## Finding Missing Requirements

In this notebook, I try to put together an iterative way to:
1. Add *unbound variables* until the requirement is satisfied
2. Get the *relationships* of the unbound variables
3. Filter these relationships by adding one at a time as a negated constraint
   and check again the model.
4. When we find the one that makes the model unsat, it means we've found the right one.

#### Goals
- Make the search of finding the correct relationship as fast as possible:
  usually relationships are quite a lot, and we need to iterate them at least a
  couple of times. We can add progressively only the relationships that remain
  after each pass, always one at a time and checking the model again.

In [7]:
from mc_openapi.doml_mc.intermediate_model.metamodel import parse_metamodel, parse_inverse_associations
from mc_openapi.doml_mc.xmi_parser.doml_model import parse_doml_model
from mc_openapi.doml_mc.xmi_parser.doml_model import parse_xmi_model
from mc_openapi.doml_mc import DOMLVersion
from z3 import Solver, Model, DatatypeSortRef, FuncDeclRef, Consts, Const, ForAll, Exists, Implies, And, Or, Not, sat, unsat
import yaml

from mc_openapi.doml_mc.z3encoding.metamodel_encoding import (
    def_association_rel,
    def_attribute_rel,
    mk_association_sort_dict,
    mk_attribute_sort_dict,
    mk_class_sort_dict
)
from mc_openapi.doml_mc.z3encoding.im_encoding import (
    assert_im_associations,
    assert_im_attributes,
    def_elem_class_f_and_assert_classes,
    mk_elem_sort_dict,
    mk_stringsym_sort_dict
)
from mc_openapi.doml_mc.z3encoding.types import Refs
from mc_openapi.doml_mc.z3encoding.utils import mk_attr_data_sort

from itertools import product
from operator import itemgetter

In [8]:
with open("../assets/doml_meta_v2.0.yaml") as mmf:
    mmdoc = yaml.load(mmf, yaml.Loader)
mm = parse_metamodel(mmdoc)
inv_assoc = parse_inverse_associations(mmdoc)

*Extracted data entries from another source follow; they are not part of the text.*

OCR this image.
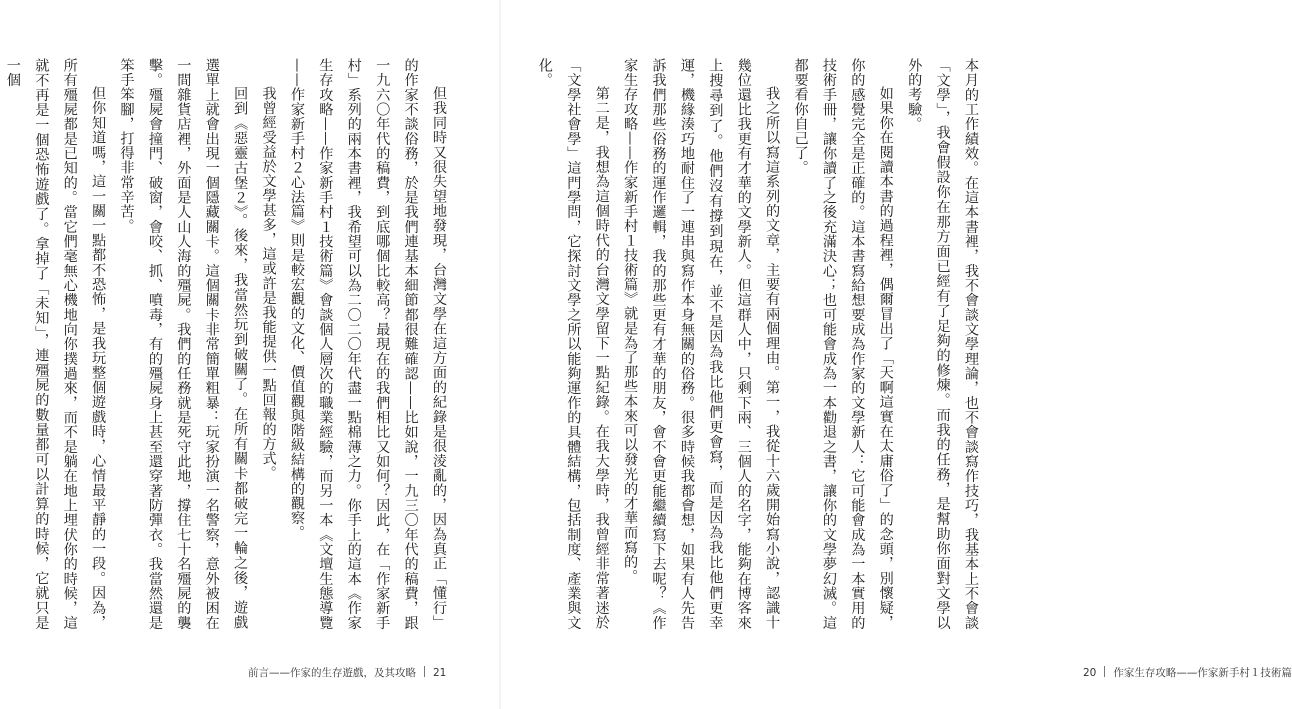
但我同時又很失望地發現，台灣文學在這方面的紀錄是很淩亂的，因為真正「懂行」的作家不談俗務，於是我們連基本細節都很難確認——比如說，一九三〇年代的稿費，跟一九六〇年代的稿費，到底哪個比較高？最現在的我們相比又如何？因此，在「作家新手村」系列的兩本書裡，我希望可以為二〇二〇年代盡一點棉薄之力。你手上的這本《作家生存攻略——作家新手村１技術篇》會談個人層次的職業經驗，而另一本《文壇生態導覽——作家新手村２心法篇》則是較宏觀的文化、價值觀與階級結構的觀察。

我曾經受益於文學甚多，這或許是我能提供一點回報的方式。

回到《惡靈古堡２》。後來，我當然玩到破關了。在所有關卡都破完一輪之後，遊戲選單上就會出現一個隱藏關卡。這個關卡非常簡單粗暴：玩家扮演一名警察，意外被困在一間雜貨店裡，外面是人山人海的殭屍。我們的任務就是死守此地，撐住七十名殭屍的襲擊。殭屍會撞門、破窗，會咬、抓、噴毒，有的殭屍身上甚至還穿著防彈衣。我當然還是笨手笨腳，打得非常辛苦。

但你知道嗎，這一關一點都不恐怖，是我玩整個遊戲時，心情最平靜的一段。因為，所有殭屍都是已知的。當它們毫無心機地向你撲過來，而不是躺在地上埋伏你的時候，這就不再是一個恐怖遊戲了。拿掉了「未知」，連殭屍的數量都可以計算的時候，它就只是一個

前言——作家的生存遊戲，及其攻略 21

本月的工作績效。在這本書裡，我不會談文學理論，也不會談寫作技巧，我基本上不會談「文學」，我會假設你在那方面已經有了足夠的修煉。而我的任務，是幫助你面對文學以外的考驗。

如果你在閱讀本書的過程裡，偶爾冒出了「天啊這實在太庸俗了」的念頭，別懷疑，你的感覺完全是正確的。這本書寫給想要成為作家的文學新人：它可能會成為一本實用的技術手冊，讓你讀了之後充滿決心；也可能會成為一本勸退之書，讓你的文學夢幻滅。這都要看你自己了。

我之所以寫這系列的文章，主要有兩個理由。第一，我從十六歲開始寫小說，認識十幾位還比我更有才華的文學新人。但這群人中，只剩下兩、三個人的名字，能夠在博客來上搜尋到了。他們沒有撐到現在，並不是因為我比他們更會寫，而是因為我比他們更幸運，機緣湊巧地耐住了一連串與寫作本身無關的俗務。很多時候我都會想，如果有人先告訴我們那些俗務的運作邏輯，我的那些更有才華的朋友，會不會更能繼續寫下去呢？《作家生存攻略——作家新手村１技術篇》就是為了那些本來可以發光的才華而寫的。

第二是，我想為這個時代的台灣文學留下一點紀錄。在我大學時，我曾經非常著迷於「文學社會學」這門學問，它探討文學之所以能夠運作的具體結構，包括制度、產業與文化。

20 作家生存攻略——作家新手村１技術篇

**You can change here the input DOML file**

In [9]:
# doml_document_path = "../../tests/doml/nginx-openstack_v2.0.domlx"
doml_document_path = "../../tests/doml/v2.0/nginx-openstack_v2.0_wrong_vm_iface.domlx"
# doml_document_path = "../../tests/doml/nginx-openstack_v2.0_wrong_iface_uniq.domlx"


In [10]:
with open(doml_document_path, "rb") as xmif:
    doc = xmif.read()

im, _ = parse_doml_model(doc, DOMLVersion.V2_0)
doml_xmi = parse_xmi_model(doc, DOMLVersion.V2_0)

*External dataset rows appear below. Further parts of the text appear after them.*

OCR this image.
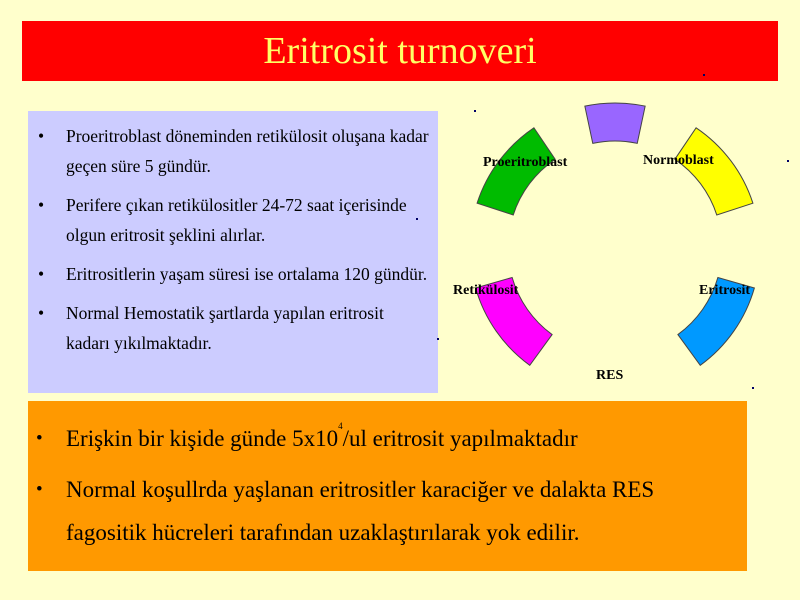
Eritrosit turnoveri
• Proeritroblast döneminden retikülosit oluşana kadar geçen süre 5 gündür.
• Perifere çıkan retikülositler 24-72 saat içerisinde olgun eritrosit şeklini alırlar.
• Eritrositlerin yaşam süresi ise ortalama 120 gündür.
• Normal Hemostatik şartlarda yapılan eritrosit kadarı yıkılmaktadır.
Proeritroblast	Normoblast
Eritrosit
RES
Retikülosit
• Erişkin bir kişide günde $5x10^4/ul$ eritrosit yapılmaktadır
• Normal koşullrda yaşlanan eritrositler karaciğer ve dalakta RES fagositik hücreleri tarafından uzaklaştırılarak yok edilir.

We need to initialize each time the Solver context before iterating,
since an unbound variable is an element, and elements are an EnumSort,
and EnumSorts cannot be modified and depend on the solver context.

The following code is stuff that is already present in the `IntermediateModelChecker`.

In [11]:
from typing import Dict

Context = Dict

In [12]:
def initialize_solver(
    unbound_elems_quantity: int = 0,
    requirements: list = []
) -> Context:
    ctx = dict()
    
    ctx["solver"] = Solver()

    ctx["class_sort"], ctx["class_"] = mk_class_sort_dict(mm, ctx["solver"].ctx)
    ctx["assoc_sort"], ctx["assoc"] = mk_association_sort_dict(mm, ctx["solver"].ctx)
    ctx["attr_sort"], ctx["attr"] = mk_attribute_sort_dict(mm, ctx["solver"].ctx)
    ctx["str_sort"], ctx["str"] = mk_stringsym_sort_dict(im, mm, ctx["solver"].ctx)
    ctx["attr_data_sort"] = mk_attr_data_sort(ctx["ss_sort"], ctx["solver"].ctx)

    ctx["unbound_elems"] = [f"unbound{i}" for i in range(unbound_elems_quantity)]
    ctx["elem_sort"], ctx["elem"] = mk_elem_sort_dict(im, ctx["solver"].ctx, ctx["unbound_elems"])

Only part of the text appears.